"'CNN's Hezbollah Bureau --Evidently the Statute of Limitations Has Run on the 1983 Murder of 241 in the Beirut Marines Barracks."
The mounting criticism directed at Israel's self-defense is centered on the charge that Israel's response to the shelling of its cities, the murder of eight of its soldiers and kidnapping of two others is somehow "disproportionate."
Anyone leveling that charge ought to be asked for the measure of "proportionality" being employed. And that question should begin with executives at CNN.
Michigan Congressman John Dingell declared on Tuesday night to Larry King that "I think Israel has overreacted."
Israel is a nation of 7 million people, with an active-duty military of approximately 200,000. America is home to approximately 300 million people, with a standing military of 1.4 million.
Thus, speaking proportionately, America's devastating loss of 3,000 on 9/11 would be the same as Israel's loss of approximately 70 of its civilians. Speaking proportionately, Hezbollah's ambush would have killed more than 470 and kidnapped 10. What would America do in response to such an attack in its civilian and military populations if mounted from Mexico or Canada?
And this comparison significantly understates what Israel is responding to.
Although there are many competing sets of data, I count more than 1,500 Israeli deaths due to terrorism attacks since 9/11.
In response to 9/11, America has invaded --justly, and in a great cause-- two sovereign nations since that awful day.
But Israel is acting "disproportionately" in responding to Hezbollah's ambush and killing of eight of its soldiers and murder of two others under the cover of hundreds of randomly aimed rocket attacks on its civilian population?
One fourth of Israel has been confined to bomb shelters since Hezbollah began this war. And Israel is supposed to go only so far but not far enough to stop the rockets that have killed dozens of civilians?
Hezbollah has sophisticated weaponry as well, lethal enough to cripple an Israeli ship and kill four of its sailors, but Israel is supposed to allow an enemy sworn to its utter destruction to enjoy a safe haven within a marathoner's distance of its third largest city?
Nowhere has the surreal rhetoric reached greater heights than on CNN, and not just in the mouths of guests, though incredibly CNN has been giving air time to Hezbollah terrorists. (Imagine CNN offering Osama or Mullah Omar access to its cameras for a walk about post-9/11 but pre-regime change Afghanistan.) Hezbollah spokesman Hussein Nablusi got lots of air time this week on the "most busted name in news." Keep in mind that Hezbollah murdered hundreds of Marines, but CNN's Nic Robertson couldn't get a question in about that attack.

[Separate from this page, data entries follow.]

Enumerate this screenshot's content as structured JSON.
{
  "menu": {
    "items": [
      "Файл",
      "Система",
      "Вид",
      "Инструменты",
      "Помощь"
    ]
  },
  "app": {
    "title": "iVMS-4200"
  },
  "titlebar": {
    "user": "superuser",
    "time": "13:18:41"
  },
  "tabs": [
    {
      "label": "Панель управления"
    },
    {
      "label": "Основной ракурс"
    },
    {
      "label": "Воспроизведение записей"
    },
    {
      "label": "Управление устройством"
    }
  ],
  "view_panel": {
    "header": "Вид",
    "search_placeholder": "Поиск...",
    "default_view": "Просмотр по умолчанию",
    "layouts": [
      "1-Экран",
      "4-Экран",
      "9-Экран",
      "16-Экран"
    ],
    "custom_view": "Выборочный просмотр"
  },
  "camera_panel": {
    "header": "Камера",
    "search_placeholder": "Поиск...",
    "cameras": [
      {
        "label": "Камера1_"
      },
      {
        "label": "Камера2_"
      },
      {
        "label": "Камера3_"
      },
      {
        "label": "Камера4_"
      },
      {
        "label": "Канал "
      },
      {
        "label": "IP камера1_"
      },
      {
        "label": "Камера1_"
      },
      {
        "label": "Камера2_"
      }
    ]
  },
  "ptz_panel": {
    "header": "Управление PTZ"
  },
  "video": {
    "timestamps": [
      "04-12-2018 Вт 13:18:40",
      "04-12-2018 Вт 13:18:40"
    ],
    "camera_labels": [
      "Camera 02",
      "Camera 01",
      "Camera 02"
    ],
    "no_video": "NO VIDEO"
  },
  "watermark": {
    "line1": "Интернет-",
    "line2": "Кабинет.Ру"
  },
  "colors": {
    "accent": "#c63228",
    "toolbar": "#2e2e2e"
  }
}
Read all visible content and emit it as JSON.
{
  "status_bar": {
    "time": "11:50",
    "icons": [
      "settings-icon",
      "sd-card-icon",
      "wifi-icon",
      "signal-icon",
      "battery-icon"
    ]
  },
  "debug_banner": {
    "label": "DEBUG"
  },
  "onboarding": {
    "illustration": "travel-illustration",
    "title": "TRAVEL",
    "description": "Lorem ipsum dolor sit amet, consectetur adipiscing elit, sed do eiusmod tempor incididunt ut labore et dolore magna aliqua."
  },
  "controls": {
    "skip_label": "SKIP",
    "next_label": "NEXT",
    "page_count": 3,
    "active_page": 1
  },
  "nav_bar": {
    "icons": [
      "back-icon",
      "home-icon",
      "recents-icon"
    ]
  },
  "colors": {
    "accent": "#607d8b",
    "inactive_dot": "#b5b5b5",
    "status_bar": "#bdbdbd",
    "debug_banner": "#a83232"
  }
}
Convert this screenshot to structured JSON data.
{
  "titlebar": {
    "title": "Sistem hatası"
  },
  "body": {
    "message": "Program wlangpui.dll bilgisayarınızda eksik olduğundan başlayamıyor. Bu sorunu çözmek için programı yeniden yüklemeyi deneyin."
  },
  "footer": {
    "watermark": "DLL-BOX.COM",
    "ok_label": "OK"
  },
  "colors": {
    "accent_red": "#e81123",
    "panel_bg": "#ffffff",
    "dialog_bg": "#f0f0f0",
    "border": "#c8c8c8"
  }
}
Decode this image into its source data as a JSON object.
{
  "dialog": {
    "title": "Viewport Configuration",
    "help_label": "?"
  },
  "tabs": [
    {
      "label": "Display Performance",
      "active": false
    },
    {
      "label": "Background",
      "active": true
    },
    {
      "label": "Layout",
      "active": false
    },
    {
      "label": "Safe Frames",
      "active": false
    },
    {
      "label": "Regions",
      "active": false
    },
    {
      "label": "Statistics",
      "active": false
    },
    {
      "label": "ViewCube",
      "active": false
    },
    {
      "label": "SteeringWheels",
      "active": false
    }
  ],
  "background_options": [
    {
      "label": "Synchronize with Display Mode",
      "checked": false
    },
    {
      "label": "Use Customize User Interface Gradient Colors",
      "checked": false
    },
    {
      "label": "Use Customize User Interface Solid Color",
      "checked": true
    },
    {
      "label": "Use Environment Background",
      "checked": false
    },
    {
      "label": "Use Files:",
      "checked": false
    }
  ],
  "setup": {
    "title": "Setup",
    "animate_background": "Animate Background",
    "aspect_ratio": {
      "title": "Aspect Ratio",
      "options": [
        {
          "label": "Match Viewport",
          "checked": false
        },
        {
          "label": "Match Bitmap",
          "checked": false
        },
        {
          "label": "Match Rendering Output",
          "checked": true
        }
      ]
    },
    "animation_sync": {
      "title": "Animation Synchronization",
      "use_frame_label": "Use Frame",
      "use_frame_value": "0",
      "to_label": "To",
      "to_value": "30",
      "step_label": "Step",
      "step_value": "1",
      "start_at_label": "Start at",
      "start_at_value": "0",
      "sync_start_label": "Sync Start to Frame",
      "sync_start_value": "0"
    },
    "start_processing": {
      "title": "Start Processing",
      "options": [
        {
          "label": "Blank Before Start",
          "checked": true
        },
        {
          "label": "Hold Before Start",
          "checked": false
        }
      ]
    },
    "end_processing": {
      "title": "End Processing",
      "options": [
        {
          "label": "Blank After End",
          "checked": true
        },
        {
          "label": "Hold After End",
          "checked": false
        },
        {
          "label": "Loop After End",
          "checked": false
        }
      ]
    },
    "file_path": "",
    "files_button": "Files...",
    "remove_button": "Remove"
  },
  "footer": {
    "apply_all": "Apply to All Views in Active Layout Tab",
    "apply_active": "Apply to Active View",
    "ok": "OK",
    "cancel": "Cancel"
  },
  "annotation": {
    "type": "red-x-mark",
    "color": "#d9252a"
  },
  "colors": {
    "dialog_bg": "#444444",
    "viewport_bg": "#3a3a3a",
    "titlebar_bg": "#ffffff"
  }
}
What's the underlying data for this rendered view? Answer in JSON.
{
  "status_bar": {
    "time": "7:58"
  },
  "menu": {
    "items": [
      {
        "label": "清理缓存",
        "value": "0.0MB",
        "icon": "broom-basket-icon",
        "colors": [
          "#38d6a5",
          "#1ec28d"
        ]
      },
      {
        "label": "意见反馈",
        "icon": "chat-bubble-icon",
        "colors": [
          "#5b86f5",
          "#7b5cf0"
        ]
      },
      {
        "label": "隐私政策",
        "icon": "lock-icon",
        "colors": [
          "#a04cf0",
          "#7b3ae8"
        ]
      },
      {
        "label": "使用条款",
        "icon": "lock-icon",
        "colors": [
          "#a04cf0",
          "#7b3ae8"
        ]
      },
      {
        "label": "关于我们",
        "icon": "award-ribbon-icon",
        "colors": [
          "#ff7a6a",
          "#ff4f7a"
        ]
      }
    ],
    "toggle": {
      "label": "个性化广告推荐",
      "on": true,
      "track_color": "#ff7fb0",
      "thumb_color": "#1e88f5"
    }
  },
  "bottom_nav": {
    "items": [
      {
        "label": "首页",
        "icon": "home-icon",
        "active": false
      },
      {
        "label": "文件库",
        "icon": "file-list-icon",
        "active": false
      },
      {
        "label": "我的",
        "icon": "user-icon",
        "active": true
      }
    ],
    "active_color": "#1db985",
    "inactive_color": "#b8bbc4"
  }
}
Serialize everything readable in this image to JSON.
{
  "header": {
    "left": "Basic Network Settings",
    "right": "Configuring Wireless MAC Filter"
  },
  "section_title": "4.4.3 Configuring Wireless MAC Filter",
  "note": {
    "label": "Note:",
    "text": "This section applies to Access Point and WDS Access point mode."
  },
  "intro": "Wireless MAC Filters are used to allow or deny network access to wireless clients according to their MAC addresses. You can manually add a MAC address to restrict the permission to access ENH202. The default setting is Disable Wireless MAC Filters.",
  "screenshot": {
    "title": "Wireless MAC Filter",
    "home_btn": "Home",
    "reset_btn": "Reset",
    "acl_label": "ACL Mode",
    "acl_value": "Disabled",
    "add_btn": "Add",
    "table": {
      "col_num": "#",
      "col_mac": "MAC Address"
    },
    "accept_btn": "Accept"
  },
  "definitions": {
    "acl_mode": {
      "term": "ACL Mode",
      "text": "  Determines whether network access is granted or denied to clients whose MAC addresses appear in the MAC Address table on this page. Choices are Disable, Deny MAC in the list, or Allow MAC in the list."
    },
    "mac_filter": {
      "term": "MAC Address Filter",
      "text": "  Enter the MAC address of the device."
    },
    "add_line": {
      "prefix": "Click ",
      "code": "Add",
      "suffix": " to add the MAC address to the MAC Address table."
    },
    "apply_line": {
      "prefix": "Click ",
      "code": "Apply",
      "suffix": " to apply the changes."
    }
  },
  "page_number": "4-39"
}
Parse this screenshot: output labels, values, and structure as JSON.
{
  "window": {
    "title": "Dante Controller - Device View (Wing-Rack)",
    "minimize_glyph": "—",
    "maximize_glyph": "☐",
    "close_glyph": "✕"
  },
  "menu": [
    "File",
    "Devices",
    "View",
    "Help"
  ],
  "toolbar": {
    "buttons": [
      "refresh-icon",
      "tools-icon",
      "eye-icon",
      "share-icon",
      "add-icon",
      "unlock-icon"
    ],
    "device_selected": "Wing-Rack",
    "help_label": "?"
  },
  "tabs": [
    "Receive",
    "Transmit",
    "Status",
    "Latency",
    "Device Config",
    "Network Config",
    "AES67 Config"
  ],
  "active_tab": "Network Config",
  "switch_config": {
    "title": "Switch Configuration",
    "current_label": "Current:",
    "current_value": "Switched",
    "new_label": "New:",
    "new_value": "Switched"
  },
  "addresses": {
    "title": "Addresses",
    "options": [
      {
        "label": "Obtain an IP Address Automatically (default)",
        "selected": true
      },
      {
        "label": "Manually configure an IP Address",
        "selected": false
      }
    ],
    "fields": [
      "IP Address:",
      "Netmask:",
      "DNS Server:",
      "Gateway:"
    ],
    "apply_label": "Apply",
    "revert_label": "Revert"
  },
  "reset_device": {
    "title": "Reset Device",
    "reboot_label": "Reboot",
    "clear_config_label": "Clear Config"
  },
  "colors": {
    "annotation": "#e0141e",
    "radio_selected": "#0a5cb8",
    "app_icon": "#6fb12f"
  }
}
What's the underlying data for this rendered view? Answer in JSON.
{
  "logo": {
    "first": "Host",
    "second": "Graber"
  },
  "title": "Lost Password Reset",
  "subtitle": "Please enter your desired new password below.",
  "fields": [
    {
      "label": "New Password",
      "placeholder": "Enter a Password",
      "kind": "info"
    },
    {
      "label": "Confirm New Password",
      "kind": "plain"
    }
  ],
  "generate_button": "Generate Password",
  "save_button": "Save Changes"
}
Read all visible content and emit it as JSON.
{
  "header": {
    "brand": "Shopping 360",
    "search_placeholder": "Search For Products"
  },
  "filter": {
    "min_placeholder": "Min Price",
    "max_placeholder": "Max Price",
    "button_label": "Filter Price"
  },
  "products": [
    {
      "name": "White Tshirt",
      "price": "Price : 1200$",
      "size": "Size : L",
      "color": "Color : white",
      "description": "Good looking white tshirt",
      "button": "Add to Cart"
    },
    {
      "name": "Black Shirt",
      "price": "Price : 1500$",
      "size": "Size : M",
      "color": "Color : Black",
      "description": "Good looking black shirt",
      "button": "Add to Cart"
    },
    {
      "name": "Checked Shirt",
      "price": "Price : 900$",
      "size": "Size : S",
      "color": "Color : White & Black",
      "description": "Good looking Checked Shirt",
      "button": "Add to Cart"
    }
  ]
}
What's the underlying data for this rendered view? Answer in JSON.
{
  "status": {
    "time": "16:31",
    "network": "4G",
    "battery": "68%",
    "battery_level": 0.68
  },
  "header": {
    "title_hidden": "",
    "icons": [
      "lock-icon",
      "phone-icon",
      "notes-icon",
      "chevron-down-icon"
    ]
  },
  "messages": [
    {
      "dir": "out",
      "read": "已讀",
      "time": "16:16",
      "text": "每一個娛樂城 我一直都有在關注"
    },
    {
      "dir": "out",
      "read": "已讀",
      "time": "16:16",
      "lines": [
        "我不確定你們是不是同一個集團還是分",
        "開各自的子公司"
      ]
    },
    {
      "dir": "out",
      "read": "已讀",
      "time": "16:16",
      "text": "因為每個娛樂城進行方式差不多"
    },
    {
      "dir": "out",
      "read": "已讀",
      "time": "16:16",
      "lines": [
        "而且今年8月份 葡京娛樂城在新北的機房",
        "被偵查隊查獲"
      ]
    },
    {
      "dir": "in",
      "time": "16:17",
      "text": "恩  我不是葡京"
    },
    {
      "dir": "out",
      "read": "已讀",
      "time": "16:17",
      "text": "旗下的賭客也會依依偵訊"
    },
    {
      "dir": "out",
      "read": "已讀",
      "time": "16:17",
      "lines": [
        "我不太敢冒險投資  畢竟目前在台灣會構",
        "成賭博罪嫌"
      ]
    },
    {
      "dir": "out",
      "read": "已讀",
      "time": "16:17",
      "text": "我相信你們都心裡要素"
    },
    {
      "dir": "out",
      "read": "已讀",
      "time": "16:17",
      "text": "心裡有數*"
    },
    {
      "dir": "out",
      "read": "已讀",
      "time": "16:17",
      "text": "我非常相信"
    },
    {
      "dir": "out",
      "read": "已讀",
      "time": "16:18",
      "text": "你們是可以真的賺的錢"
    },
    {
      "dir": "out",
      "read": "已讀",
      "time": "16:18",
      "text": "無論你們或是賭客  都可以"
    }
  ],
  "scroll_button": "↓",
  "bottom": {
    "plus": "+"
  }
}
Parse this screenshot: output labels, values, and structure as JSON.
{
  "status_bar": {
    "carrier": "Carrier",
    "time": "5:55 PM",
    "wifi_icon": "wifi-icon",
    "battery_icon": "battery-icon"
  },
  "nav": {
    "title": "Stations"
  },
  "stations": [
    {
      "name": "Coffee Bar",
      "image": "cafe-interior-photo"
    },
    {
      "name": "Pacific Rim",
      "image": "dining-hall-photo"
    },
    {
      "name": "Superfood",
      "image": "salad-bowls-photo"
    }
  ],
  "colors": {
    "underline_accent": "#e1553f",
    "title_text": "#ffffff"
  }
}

Robertson got a "tour" of south Beirut Tuesday, courtesy of Hezbollah, and here was his summary report to Wolf Blitzer:
"In all that time we were there, which was a very, very brief period, we didn't see any evidence of military equipment, we didn't go into the buildings, we didn't search underneath the rubble, but some of the buildings were really torn up, there was a lot of debris hanging out of, hanging out of broken sides of buildings, a lot of debris strewn along the sides of roads, and in all of that we didn't see any evidence of a military infrastructure or anything like that. Again, though, Wolf, I have to say that it was a very brief and swift tour, escorted by Hezbollah."
That wasn't a "tour," it was a propaganda shoot.
Imagine something similar during WW 2, or Korea or even Vietnam.
The Robertson report is stunning even by CNN's "Eason Jordan standard" of news massaged for the sake of staying "in-country." Jordan has since left CNN, but after the invasion of Iraq, he admitted that CNN censored the news out of Saddam's nightmare to keep the cameras rolling in Baghdad.
What, we have to wonder, is the price being paid by CNN in Beirut?
Then there's the failure to even have the courage of the network's convictions.
Read Lou Dobbs' inane commentary from Tuesday. It is vague almost to the point of being a joke.